É noite e, depois de uma longa jornada, você entra na taverna do vilarejo à procura de descanso e de se inteirar dos rumores locais. No balcão, o atendente se dirige a você.
— Bom dia, senhor. Gostaria de uma bebida? Talvez um quarto para pernoitar?
— Bom dia, meu bom homem. Uma caneca do seu melhor hidromel, o prato da casa e uma cama num quarto com janela, se possível.
— Pois não, senhor, agora mesmo.
O atendente grita o pedido por cima do ombro pra o cozinheiro no cômodo vizinho.
— Agora, em que mais posso ajudá-lo?
— Pois não. Diga-me: o senhor é corintiano ou flamenguista?
— Err… Perdão senhor… Corintiano… Flamenguista…?
— Sim. Corinthians, Flamengo… Os times…
— Desconheço, senhor. São guildas? Talvez de artesãos?
— Argh! Deixa pra lá. Meu hidromel, sim?
— Ah, claro! Aqui está, senhor.
Conversa estranha, de gente esquisita… Mas por mais esdrúxulo que possa parecer, este tipo de conversa está prestes a se tornar algo que todo jogador vai potencialmente poder experimentar.
O fato é que estamos à beira de uma revolução nos jogos, em especial em suas narrativas e, mais especificamente, nos seus NPCs (Non-Playable Characters ou personagens não controláveis pelo jogador).
Experimentos, mais ou menos bem-sucedidos, com reconhecimento de discurso nos jogos não são novidade. Poder conversar livremente, por meio de texto ou voz, com os personagens do mundo de um jogo é um sonho antigo de Narrative Designers ao redor do mundo.
Nunca foi possível fazê-lo de maneira satisfatória. Mas agora, com o advento dos LLMs e de IAs como o ChatGPT, este sonho está mais perto de se realizar do que nunca.
Faça um experimento simples e peça para uma dessas IAs generativas fingir que é um personagem num RPG e puxe conversa. Você verá de imediato do que estou falando.
A incorporação dessas tecnologias no design das narrativas dos jogos vai representar um salto quântico no modo como as histórias serão contadas e como os jogadores as experimentarão. Será o ápice das narrativas interativas, com um potencial infinito para narrativas emergentes (aquelas que não são roteirizadas pelos designers), para experiências únicas onde cada jogador viverá a história do seu jeito.

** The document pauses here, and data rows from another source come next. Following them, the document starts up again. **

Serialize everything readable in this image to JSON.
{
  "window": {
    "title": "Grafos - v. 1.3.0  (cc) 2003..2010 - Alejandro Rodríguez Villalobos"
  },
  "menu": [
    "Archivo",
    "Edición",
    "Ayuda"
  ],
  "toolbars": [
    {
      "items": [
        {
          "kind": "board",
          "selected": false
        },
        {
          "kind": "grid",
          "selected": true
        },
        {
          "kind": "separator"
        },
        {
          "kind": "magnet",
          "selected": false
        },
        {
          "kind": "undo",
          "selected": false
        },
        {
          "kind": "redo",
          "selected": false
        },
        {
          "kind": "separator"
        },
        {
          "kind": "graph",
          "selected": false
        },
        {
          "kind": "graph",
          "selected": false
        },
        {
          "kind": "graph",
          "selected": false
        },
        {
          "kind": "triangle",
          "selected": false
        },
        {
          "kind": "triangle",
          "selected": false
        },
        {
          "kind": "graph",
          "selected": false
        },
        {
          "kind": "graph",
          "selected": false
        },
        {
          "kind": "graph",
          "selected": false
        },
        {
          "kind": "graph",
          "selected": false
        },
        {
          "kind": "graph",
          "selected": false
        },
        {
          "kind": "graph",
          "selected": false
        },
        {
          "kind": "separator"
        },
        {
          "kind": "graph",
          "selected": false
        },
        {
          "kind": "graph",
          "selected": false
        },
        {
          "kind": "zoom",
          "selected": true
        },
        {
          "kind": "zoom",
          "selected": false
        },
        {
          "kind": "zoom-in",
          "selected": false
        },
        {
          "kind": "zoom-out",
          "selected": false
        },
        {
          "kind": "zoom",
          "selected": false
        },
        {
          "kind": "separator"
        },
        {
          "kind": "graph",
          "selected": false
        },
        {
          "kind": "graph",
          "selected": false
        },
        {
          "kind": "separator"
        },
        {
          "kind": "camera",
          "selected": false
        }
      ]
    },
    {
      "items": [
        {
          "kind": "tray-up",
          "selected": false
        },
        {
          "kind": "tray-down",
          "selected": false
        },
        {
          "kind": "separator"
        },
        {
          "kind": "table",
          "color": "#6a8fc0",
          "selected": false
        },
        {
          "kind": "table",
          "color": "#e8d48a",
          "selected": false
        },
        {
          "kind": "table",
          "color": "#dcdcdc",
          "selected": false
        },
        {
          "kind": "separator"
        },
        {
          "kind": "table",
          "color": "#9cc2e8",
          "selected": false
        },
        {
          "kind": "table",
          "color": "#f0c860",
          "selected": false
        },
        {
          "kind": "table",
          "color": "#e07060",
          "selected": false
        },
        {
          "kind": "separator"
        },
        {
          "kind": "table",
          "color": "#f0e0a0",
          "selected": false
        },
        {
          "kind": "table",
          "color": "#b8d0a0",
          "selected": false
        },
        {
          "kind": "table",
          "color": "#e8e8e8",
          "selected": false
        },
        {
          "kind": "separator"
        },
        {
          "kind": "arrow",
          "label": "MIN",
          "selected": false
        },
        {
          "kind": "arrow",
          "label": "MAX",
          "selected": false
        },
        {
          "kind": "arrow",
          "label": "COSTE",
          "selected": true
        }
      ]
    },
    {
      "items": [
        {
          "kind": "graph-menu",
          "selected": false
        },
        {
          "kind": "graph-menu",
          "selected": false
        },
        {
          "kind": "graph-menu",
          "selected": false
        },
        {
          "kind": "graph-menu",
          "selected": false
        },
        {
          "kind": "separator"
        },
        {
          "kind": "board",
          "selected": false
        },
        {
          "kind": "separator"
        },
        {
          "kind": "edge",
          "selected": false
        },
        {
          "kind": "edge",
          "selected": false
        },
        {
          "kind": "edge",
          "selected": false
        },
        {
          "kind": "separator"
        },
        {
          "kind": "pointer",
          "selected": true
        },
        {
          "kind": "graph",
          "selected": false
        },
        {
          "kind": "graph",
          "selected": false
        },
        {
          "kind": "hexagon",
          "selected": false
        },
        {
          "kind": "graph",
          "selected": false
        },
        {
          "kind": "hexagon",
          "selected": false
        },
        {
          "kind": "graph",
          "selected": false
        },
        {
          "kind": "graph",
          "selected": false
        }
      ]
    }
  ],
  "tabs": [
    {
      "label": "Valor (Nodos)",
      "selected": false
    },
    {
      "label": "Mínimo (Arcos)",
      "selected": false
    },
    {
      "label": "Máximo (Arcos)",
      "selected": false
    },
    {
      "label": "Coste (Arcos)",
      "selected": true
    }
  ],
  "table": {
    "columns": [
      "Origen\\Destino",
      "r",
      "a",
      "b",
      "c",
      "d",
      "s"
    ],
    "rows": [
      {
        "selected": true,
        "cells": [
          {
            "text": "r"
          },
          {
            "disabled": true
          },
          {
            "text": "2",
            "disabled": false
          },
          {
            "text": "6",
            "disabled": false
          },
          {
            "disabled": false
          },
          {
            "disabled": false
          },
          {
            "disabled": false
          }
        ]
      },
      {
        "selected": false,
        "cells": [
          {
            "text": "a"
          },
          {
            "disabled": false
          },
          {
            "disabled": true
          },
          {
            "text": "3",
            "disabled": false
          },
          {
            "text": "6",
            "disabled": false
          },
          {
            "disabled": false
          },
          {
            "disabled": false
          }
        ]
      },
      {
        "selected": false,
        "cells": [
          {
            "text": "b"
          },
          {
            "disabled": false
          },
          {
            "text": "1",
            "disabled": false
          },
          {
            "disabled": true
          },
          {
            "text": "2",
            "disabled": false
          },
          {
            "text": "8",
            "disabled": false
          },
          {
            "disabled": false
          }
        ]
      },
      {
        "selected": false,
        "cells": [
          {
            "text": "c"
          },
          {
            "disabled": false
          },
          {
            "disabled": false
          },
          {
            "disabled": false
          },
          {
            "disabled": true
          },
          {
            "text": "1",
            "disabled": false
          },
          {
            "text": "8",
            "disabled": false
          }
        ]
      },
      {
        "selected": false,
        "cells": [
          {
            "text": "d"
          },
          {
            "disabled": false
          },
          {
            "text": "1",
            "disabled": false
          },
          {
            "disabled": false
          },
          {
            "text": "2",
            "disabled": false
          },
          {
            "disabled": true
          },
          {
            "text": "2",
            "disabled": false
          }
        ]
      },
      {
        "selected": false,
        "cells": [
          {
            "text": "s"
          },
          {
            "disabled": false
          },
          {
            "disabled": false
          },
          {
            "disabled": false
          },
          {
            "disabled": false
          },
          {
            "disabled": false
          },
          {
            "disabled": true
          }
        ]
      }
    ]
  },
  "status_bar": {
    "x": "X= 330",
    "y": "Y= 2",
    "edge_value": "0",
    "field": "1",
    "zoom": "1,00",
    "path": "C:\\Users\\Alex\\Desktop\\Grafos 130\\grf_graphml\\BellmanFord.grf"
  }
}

Ainda não sabemos até onde isso pode chegar — o céu é o limite —, mas já começamos a entender os desafios.
Experimentos como Herika e iniciativas como o Ghostwriter da Ubisoft, Inworld AI, e Neo NPC, já demonstram a importância e o potencial, mas também as dificuldades, dessa nova forma de contar histórias nos jogos.
No momento, ainda estamos lutando com questões técnicas como latência (demora pra o NPC gerar a resposta), custo de API, coerência do personagem em relação ao lore (a história do mundo), ao gameplay e em relação aos outros personagens, o eterno tom “ChatGePeTesco” destes, entre outros. Isso sem falar nas questões éticas e sociais externas aos jogos, como a precarização do trabalho de roteiristas e dubladores.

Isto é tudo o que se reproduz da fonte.